Yoshi, justamente, insiste en la sensorialidad como camino para despertar los


poderes del actor (y del público). En el mismo apartado dedicado al sonido, indica
que alguien que no hable japonés, si se le pidiera elegir entre las dos palabras
japonesas la que significa vida y la que significa muerte, muy probablemente haría
la elección correcta, porque el sonido de las palabras expresa su significado.
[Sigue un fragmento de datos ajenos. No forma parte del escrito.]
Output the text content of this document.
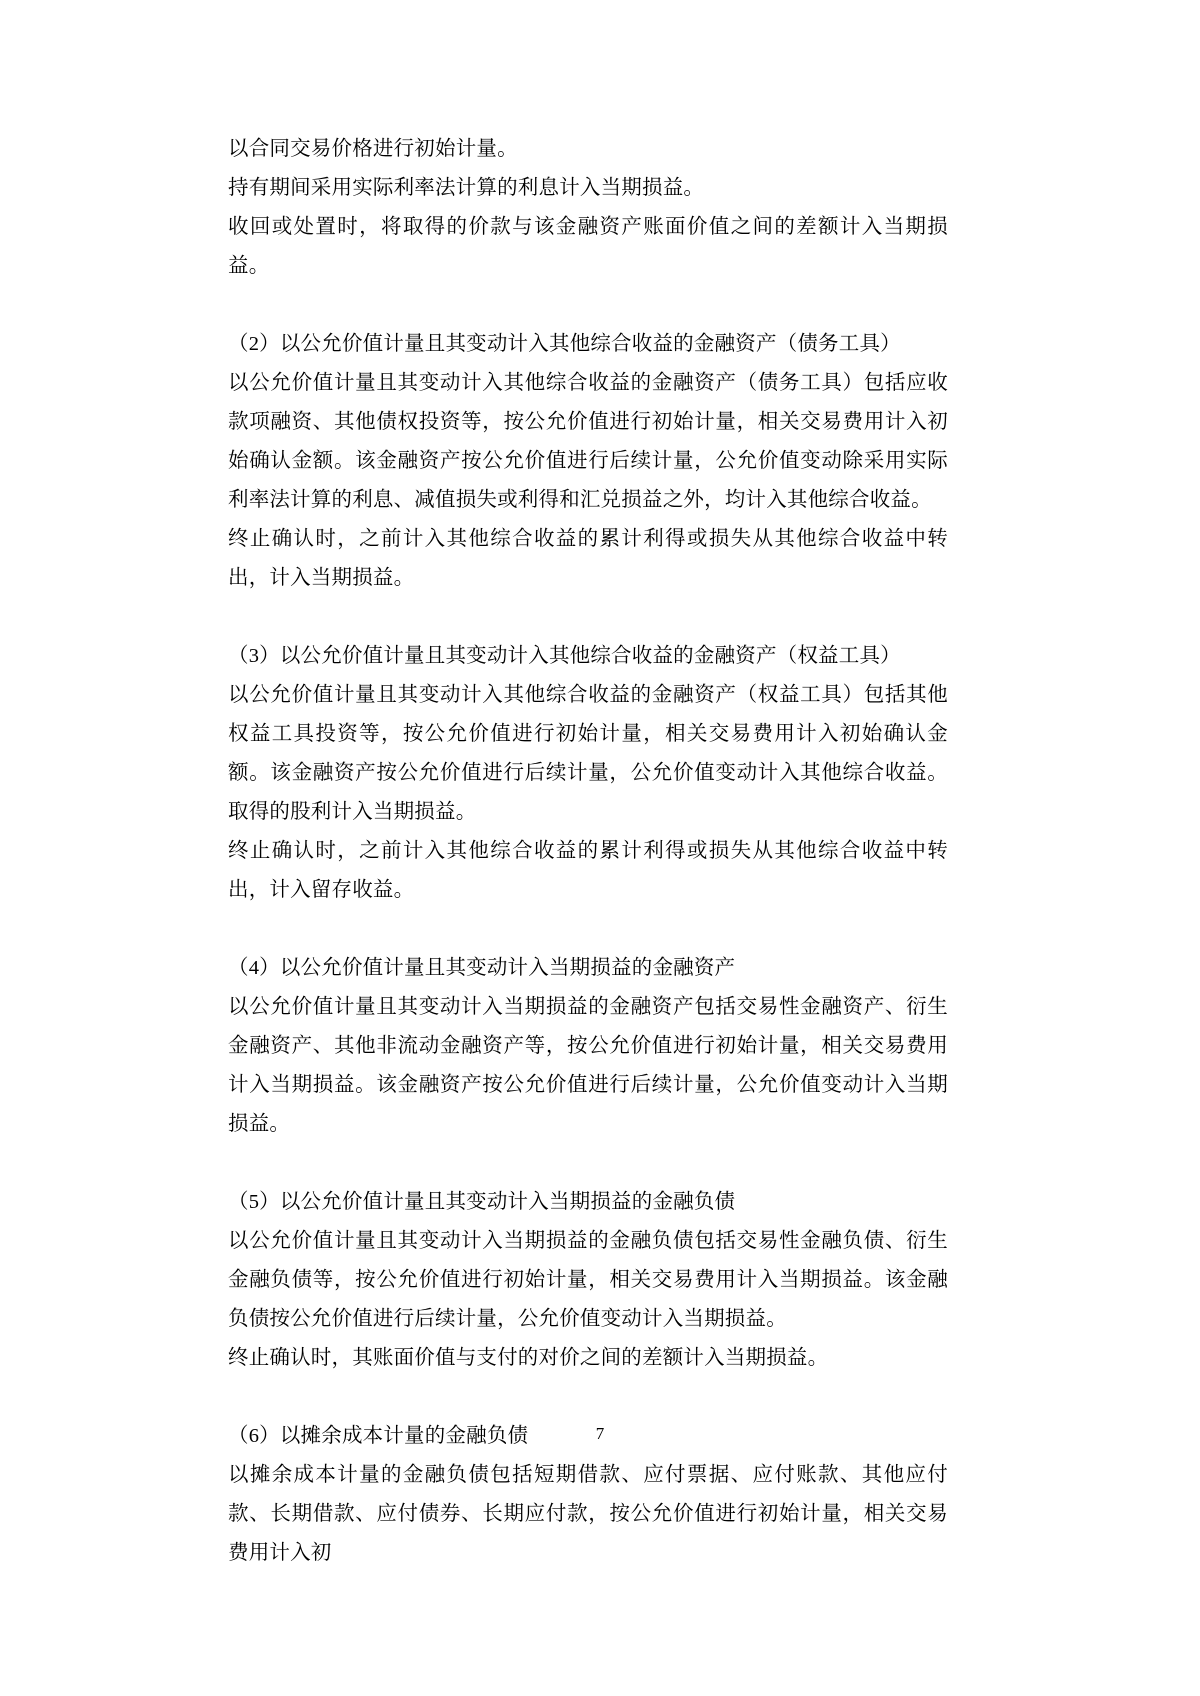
以合同交易价格进行初始计量。

持有期间采用实际利率法计算的利息计入当期损益。

收回或处置时，将取得的价款与该金融资产账面价值之间的差额计入当期损益。

（2）以公允价值计量且其变动计入其他综合收益的金融资产（债务工具）

以公允价值计量且其变动计入其他综合收益的金融资产（债务工具）包括应收款项融资、其他债权投资等，按公允价值进行初始计量，相关交易费用计入初始确认金额。该金融资产按公允价值进行后续计量，公允价值变动除采用实际利率法计算的利息、减值损失或利得和汇兑损益之外，均计入其他综合收益。

终止确认时，之前计入其他综合收益的累计利得或损失从其他综合收益中转出，计入当期损益。

（3）以公允价值计量且其变动计入其他综合收益的金融资产（权益工具）

以公允价值计量且其变动计入其他综合收益的金融资产（权益工具）包括其他权益工具投资等，按公允价值进行初始计量，相关交易费用计入初始确认金额。该金融资产按公允价值进行后续计量，公允价值变动计入其他综合收益。取得的股利计入当期损益。

终止确认时，之前计入其他综合收益的累计利得或损失从其他综合收益中转出，计入留存收益。

（4）以公允价值计量且其变动计入当期损益的金融资产

以公允价值计量且其变动计入当期损益的金融资产包括交易性金融资产、衍生金融资产、其他非流动金融资产等，按公允价值进行初始计量，相关交易费用计入当期损益。该金融资产按公允价值进行后续计量，公允价值变动计入当期损益。

（5）以公允价值计量且其变动计入当期损益的金融负债

以公允价值计量且其变动计入当期损益的金融负债包括交易性金融负债、衍生金融负债等，按公允价值进行初始计量，相关交易费用计入当期损益。该金融负债按公允价值进行后续计量，公允价值变动计入当期损益。

终止确认时，其账面价值与支付的对价之间的差额计入当期损益。

（6）以摊余成本计量的金融负债

以摊余成本计量的金融负债包括短期借款、应付票据、应付账款、其他应付款、长期借款、应付债券、长期应付款，按公允价值进行初始计量，相关交易费用计入初

7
De esta manera, Yoshi nos insta a percibir las cosas de una manera diferente, más
allá de la lógica racional y los significados literales: nos invita a aprehender el mundo
a partir de su sensorialidad.
Percibir las cosas de una manera diferente es una de las cosas que el actor tiene
que hacer constantemente. Contrariamente a lo que podría pensarse, desde
nuestras ideas convencionales sobre lo formal y lo vivencial, Yoshi Oida no trabaja
sus personajes buscando dar una imagen definida de su carácter. En el montaje de
La tempestad, de Peter Brook, señala que lo más evidente de su personaje,
Gonzalo, era que los demás personajes lo consideraban un viejo sabio y
bondadoso. Pero Yoshi Oida no se dedicó (con su magnífica técnica corporal, a
través de la cual hubiera sido capaz de generar clarísimos signos de bondad y
sabiduría) a ilustrar esta imagen: relata como en los ensayos trataba de apartarse
de estas etiquetas, buscando que el personaje reaccionara fuera de este
condicionamiento. Al final, el público sí acababa concluyendo que el personaje era
sabio y bueno, pero no porque el actor pusiera cara de ser sabio y bueno, sino por
las acciones del personaje.

Cabe preguntarse cómo logró Yoshi reaccionar de estas maneras diferentes. Me es


inevitable pensar en el método al leer esta anécdota, donde buscamos,
simplemente, expresar lo que estamos sintiendo mientras estamos en escena,
reaccionando a los estímulos que nos rodean, tanto de dentro como de fuera, sin
importarnos lo ilógico que pueda resultar. Tal vez un camino semejante siguió Yoshi,
reaccionando cómo lo iba sintiendo aunque se apartara de la lógica del anciano
sabio y bueno.

A veces podría parecer que Yoshi se aparta radicalmente de la realidad, tal y como
la entendemos, y propone al actor comportarse de una forma “antinatural”. Pero lo
mismo que sucede con Strasberg, Yoshi comprende que nuestra forma “natural” de
comportarnos no suele ser orgánica, que impide la correcta comunicación de
nuestros deseos y emociones, y que usualmente estamos ciegos a la complejidad
del mundo que nos rodea (a veces queremos que la gente sea tan simple como el
anciano bueno y sabio, y así es como vemos a los demás). Todo esto es lo que el
actor pretende que desaparezca, que se haga invisible, para que aparezca
plenamente el ser humano, en su relación con otros seres humanos y con el mundo
que le rodea. No importa que esto suceda en la puesta en escena de una obra
realista o naturalista o en una estilizada puesta en escena de Peter Brook. Y en ello
radica mucho del valor de las meditaciones de Yoshi Oida, quien ha explorado las
tradiciones teatrales de oriente y occidente, llegando a una síntesis de lo que
constituye la esencia del arte del actor, en donde quiera que se encuentre (el aroma
de la flor cuyo sostén está en la forma).